From the message to the designer and friend Gelevski, if he|d like to join the project, early 2020.

With all the stay-at-home time in 2020, the project’s ambitions escalated.

Developed together with leading Macedonian designers – Apostol Tnokovski and the Koma Design Studio led by Nebojsha Gelevski – the design evolved to feature two first-ever uses of the watch crown: as part of an index at 8 o’clock, and as an analog reminder by turning the crown to different positions.

In the process, the original idea of playing with the 11 and II numerals – referencing the 5-to-2 or 10-past-2 time – evolved into showing 11 past 11, with an hour index for 11 o’clock and a minute index for 11 minutes.

The watch development in pictures - no lab coats in sight!

Initial render - the crown is a sphere, the outer dial ring is brushed metal.

Showing the project to a friend in a bar at 3am – he suggested the barrel crown, for a 2D eight o’clock look, aligned with the other indices.

In a hurry to finish the prototypes before the Chinese New Year break, the suppliers mistakenly delivered dials with a white outer dial ring and a hole at the 8H position. Both worked great and I accepted them. This opened the possibility for a black dial version, too.

Note the balancing of the index at 11 minutes and the Power Point, consultant Petar’s graphical tool of choice during much of the design process.

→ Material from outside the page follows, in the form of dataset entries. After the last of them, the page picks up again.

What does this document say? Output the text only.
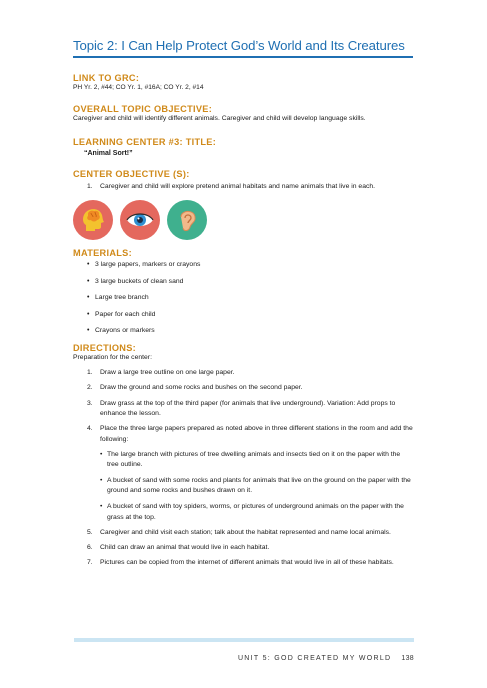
Topic 2: I Can Help Protect God’s World and Its Creatures
LINK TO GRC:
PH Yr. 2, #44; CO Yr. 1, #16A; CO Yr. 2, #14
OVERALL TOPIC OBJECTIVE:
Caregiver and child will identify different animals. Caregiver and child will develop language skills.
LEARNING CENTER #3: TITLE:
“Animal Sort!”
CENTER OBJECTIVE (S):
1. Caregiver and child will explore pretend animal habitats and name animals that live in each.
MATERIALS:
• 3 large papers, markers or crayons
• 3 large buckets of clean sand
• Large tree branch
• Paper for each child
• Crayons or markers
DIRECTIONS:
Preparation for the center:
1. Draw a large tree outline on one large paper.
2. Draw the ground and some rocks and bushes on the second paper.
3. Draw grass at the top of the third paper (for animals that live underground). Variation: Add props to enhance the lesson.
4. Place the three large papers prepared as noted above in three different stations in the room and add the following:
• The large branch with pictures of tree dwelling animals and insects tied on it on the paper with the tree outline.
• A bucket of sand with some rocks and plants for animals that live on the ground on the paper with the ground and some rocks and bushes drawn on it.
• A bucket of sand with toy spiders, worms, or pictures of underground animals on the paper with the grass at the top.
5. Caregiver and child visit each station; talk about the habitat represented and name local animals.
6. Child can draw an animal that would live in each habitat.
7. Pictures can be copied from the internet of different animals that would live in all of these habitats.
UNIT 5: GOD CREATED MY WORLD 138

No lab coats and watchmaker tables were used in developing the watch.

A through and through urban process.

Friends as 3D print testers.

Introducing an 11-minute index instead of the 2 o’clock one required a serious exercise in threading the needle: how to stay true to the conventions of the right size and position for a minute index, while minimally disturbing the symmetry of the dial.

On the other hand, putting the date window inside the Roman numeral was a symmetry-enhancing decision, but it came with a serious commitment: we paid for Sellita’s SW400-1 movements – the only ones on the market with a large-diameter date window – before the final design and producer were even in place.

The result is a striking design that gives a minimalist first impression, but reveals layers of details and meanings upon closer view.

Manufacturing and provenance details

We use Cattin Watch from Switzerland as our watch producer. The decades-long experience of Guy Cattin and his team, together with that of their long-term Asian parts suppliers, results in watches of rock-solid quality.

The mechanical models are Swiss Made overall: the technical design and assembly are done in Switzerland, using Swiss Made Sellita movements and other parts produced by Cattin Watch suppliers in China.

The quartz models are China-made overall, using Swiss Parts Ronda movements made in Thailand and other parts produced by Cattin Watch suppliers in China.

We use straps from Hirsch in Austria and steel mesh bracelets from Staib in Germany, both leaders in their fields. Some straps and bracelets are made in the suppliers’ home countries; others are made in Asia.

Taking the Sellita movements for a walk around Zurich's Bahnhofstrasse.